Although community organizers are working hard to ensure vaccinations are reaching those most in need, the devasting impact on people of color persists.

Much has been documented on the disproportionate effects COVID-19 has had on Black, Indigenous and Latinx communities. The Racial Equity Tools website has compiled many resources to provide a good overview of data.

Latinx communities, which make up 18.5% of the US population, accounted for 29.2% of all COVID cases, but horrifically over 40% of all deaths for those ages 0 – 54. Many Latin American migrants who held front line jobs faced the pandemic with little to no protections and no options but to work.

Latinx majority neighborhoods, communities and suburbs in places like San Antonio, Texas, Chicago, Illinois or throughout California have been ravaged by the disease. Early in the pandemic, factories and food processing plants came under early scrutiny for failing to protect their workers with basic safety measures as their Latinx majority workers became infected and died at high rates. Those workers labeled “essential” were stripped of their humanity as their labor was prioritized over their health and welfare. And even in areas where vaccinations have reached, outbreaks are still occurring with resulting deaths.

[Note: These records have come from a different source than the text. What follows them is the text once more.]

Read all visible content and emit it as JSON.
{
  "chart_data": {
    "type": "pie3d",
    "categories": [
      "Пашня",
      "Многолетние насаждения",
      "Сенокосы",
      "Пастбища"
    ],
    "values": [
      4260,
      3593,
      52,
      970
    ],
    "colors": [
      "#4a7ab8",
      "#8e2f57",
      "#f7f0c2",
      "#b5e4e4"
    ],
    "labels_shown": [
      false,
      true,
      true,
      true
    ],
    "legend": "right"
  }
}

Not surprisingly, vaccinations have also been slow to reach these endangered communities. In Illinois only 11.6% of all vaccinations have been within the Latinx community despite accounting for at least 18.1% of all infections (Illinois currently does not have racial data for 25.6% of all COVID 19 positive cases). Nationally vaccination rates in Black and Brown communities have been lower than their White counterparts, and even more so when compared to COVID 19 infection rates.

Vaccinations are now available to everyone 16 and older, but racial disparities continue in almost all 50 states.

Community organizers in historically underserved communities, including immigrant groups, are working to combat the negative impact of the inequities surrounding the pandemic and now the vaccination roll out. Health equity teams are reaching out through churches and cultural centers, calling those who do not speak English, do not have reliable access to the internet, or who may face other barriers to get vaccinated, and registering these individuals. This direct connection from trusted sources helps those who may be unsure or fearful of the process and what action they need to take to receive the life-saving shot.

Community groups are also raising the red flags with vaccine providers about how to create welcoming distribution sites. Although vaccines are supposed to be free, many clinics trigger distrust by asking for insurance and other ID cards at the time of vaccinations. Although neither is required to get a vaccine shot, such questions pose barriers in the midst of prejudicial media and political rhetoric. Some immigrants who aren’t informed in their own language of what is really required will simply avoid or walk away from a service offering the vaccine. That consequence doesn’t help them or the public!  Community clinics based in churches and resource centers where immigrants can feel safe and trust the organizers, help to combat these justifiable fears and also ensure adequate translation and assistance through the process.

Finally, the public health crisis of COVID 19 is also at our borders. ICE is just starting more widespread vaccinations in detention centers nationwide. The lack of coordinated vaccination throughout most Latin American countries is likely to be seen in the increased numbers of the unvaccinated asylum seekers who fled their home country seeking refuge here to escape abuse and life threatening conditions. ICE vaccination planning must also be equitably applied to those arriving at our borders so as to ensure that the COVID 19 epidemic is not continually felt hardest by immigrants and underserved populations.